Binary Bi-Pd/Pt systems have attracted a lot of interest because of their topologically non-trivial nature along with superconductivity. We report the structural and superconducting properties of high-quality single-crystalline BiPt using a comprehensive range of experimental techniques, including X-ray diffraction, electron microscopy, muon spin rotation/relaxation (μSR), magnetization, resistivity, and heat capacity. Our findings establish that BiPt is a weak type-II superconductor with a transition temperature (Tc) of 1.2 K which exhibits pronounced anisotropic superconducting characteristics attributed to its hexagonal crystal structure. Magnetization and electronic transport studies reveal that BiPt lies within the dirty limit, while μSR and heat capacity data indicate conventional s-wave superconductivity that maintains time-reversal symmetry. This work provides valuable insights into the pairing symmetry and superconducting mechanism of topologically trivial BiPt, a sound comparison system for other Bi-based topologically nontrivial superconductors.

Figures (5)

• Figure 1: Structural characterization of BiPt. (a) Powder XRD pattern confirms that BiPt crystallizes in a hexagonal crystal structure with space group P6$_3$/mmc (194) [Inset] Laue back reflection spectra of <001> plane clearly shows a six-fold symmetry as expected, confirming the high quality of the crystal. (b) Crystal structure of BiPt with Pt forming the hexagonal plane. (c) Plot of the neutron pole figure measurement performed on a 5 g piece of BiPt is shown. The data correspond to the (1,0,0)/(0,1,0) Bragg peak, which has a multiplicity of six. The three strong peaks shown here are consistent with one dominant grain, confirming the single crystallinity of the modified Bridgeman-grown sample. (d) Comparison of HAADF STEM with the EDX image which confirms single crystallinity and phase purity at the microscopic level. The HAADF STEM image of the <001> plane of BiPt shows a sharp contrast between Bi and Pt elements forming the hexagons.
• Figure 2: (a) ZFC and FC plot showing T$_c$ at 1.25(4) K (b) Temperature dependence of H$_{c1}$ and Ginzburg-Landau fits along and perpendicular to the c axis of a hexagonal crystal measured on a sphere.
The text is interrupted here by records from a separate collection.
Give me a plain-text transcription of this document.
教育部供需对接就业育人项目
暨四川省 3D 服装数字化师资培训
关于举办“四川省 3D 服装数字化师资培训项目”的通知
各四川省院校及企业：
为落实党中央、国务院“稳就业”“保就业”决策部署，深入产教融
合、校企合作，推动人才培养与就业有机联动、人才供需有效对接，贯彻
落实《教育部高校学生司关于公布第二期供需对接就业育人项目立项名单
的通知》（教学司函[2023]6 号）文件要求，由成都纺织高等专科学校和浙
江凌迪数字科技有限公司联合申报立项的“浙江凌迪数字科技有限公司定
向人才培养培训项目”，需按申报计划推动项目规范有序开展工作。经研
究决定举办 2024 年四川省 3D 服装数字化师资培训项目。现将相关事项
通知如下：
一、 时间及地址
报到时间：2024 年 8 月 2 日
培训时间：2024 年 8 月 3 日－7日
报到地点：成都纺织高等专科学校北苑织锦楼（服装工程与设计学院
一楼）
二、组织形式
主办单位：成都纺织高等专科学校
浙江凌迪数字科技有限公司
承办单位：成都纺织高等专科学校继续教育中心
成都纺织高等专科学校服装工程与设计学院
The inset shows a representative magnetization (M) versus field (H) plot, which is used to estimate the $H_{c1}$ (c) Temperature dependence of H$_{c2}$ along and perpendicular to the $c$-axis of BiPt crystal.
• Figure 3: Resistivity and heat capacity data. (a) Resistivity with current perpendicular and parallel to the $c$-axis is shown. Here, the dashed lines represent the Bloch-Grüneisen model fit of the resistivity.[inset] The expanded low-temperature region displays a transition from a resistive to a superconducting state at about 1.2 K (b) The resistivity deviates from quadratic behavior at around 35 K. (c) Electronic specific heat as a function of the temperature. [Inset] The specific heat in field of 0.1 T shows the absence of the superconducting transition.
• Figure 4: Results of the transverse field $\mu$SR measurements performed on single crystalline BiPt with 4.2 mT and 9.8 mT fields along the $c$-axis. (a) The temperature dependence of the inverse penetration depth square in the ab-plane and its $s$-wave fit when the fields were applied along the $c$-axis. The penetration depth was obtained from the fits of TF data with the iterative GL model. (b) The Fourier transform of the TF-SR data shows the comparison field distribution in the ab-plane when the out-of-plane field is applied below (blue) and above (dark yellow) the superconducting transition (c) The asymmetry spectra show increased relaxation upon cooling below the superconducting transition due to the formation of flux line lattice (FLL).
• Figure 5: (a) Zero-field $\mu$SR spectra above and below the superconducting transition, where the initial muon polarization was parallel to the $c$-axis. The spectra remain unchanged within the resolution of $\mu$SR, as evident from the relaxation rate parameters (b) $\Lambda$ and (c) $\Delta$, which do not show any systematic increase below T$_c$. This suggests that time-reversal symmetry is preserved in BiPt.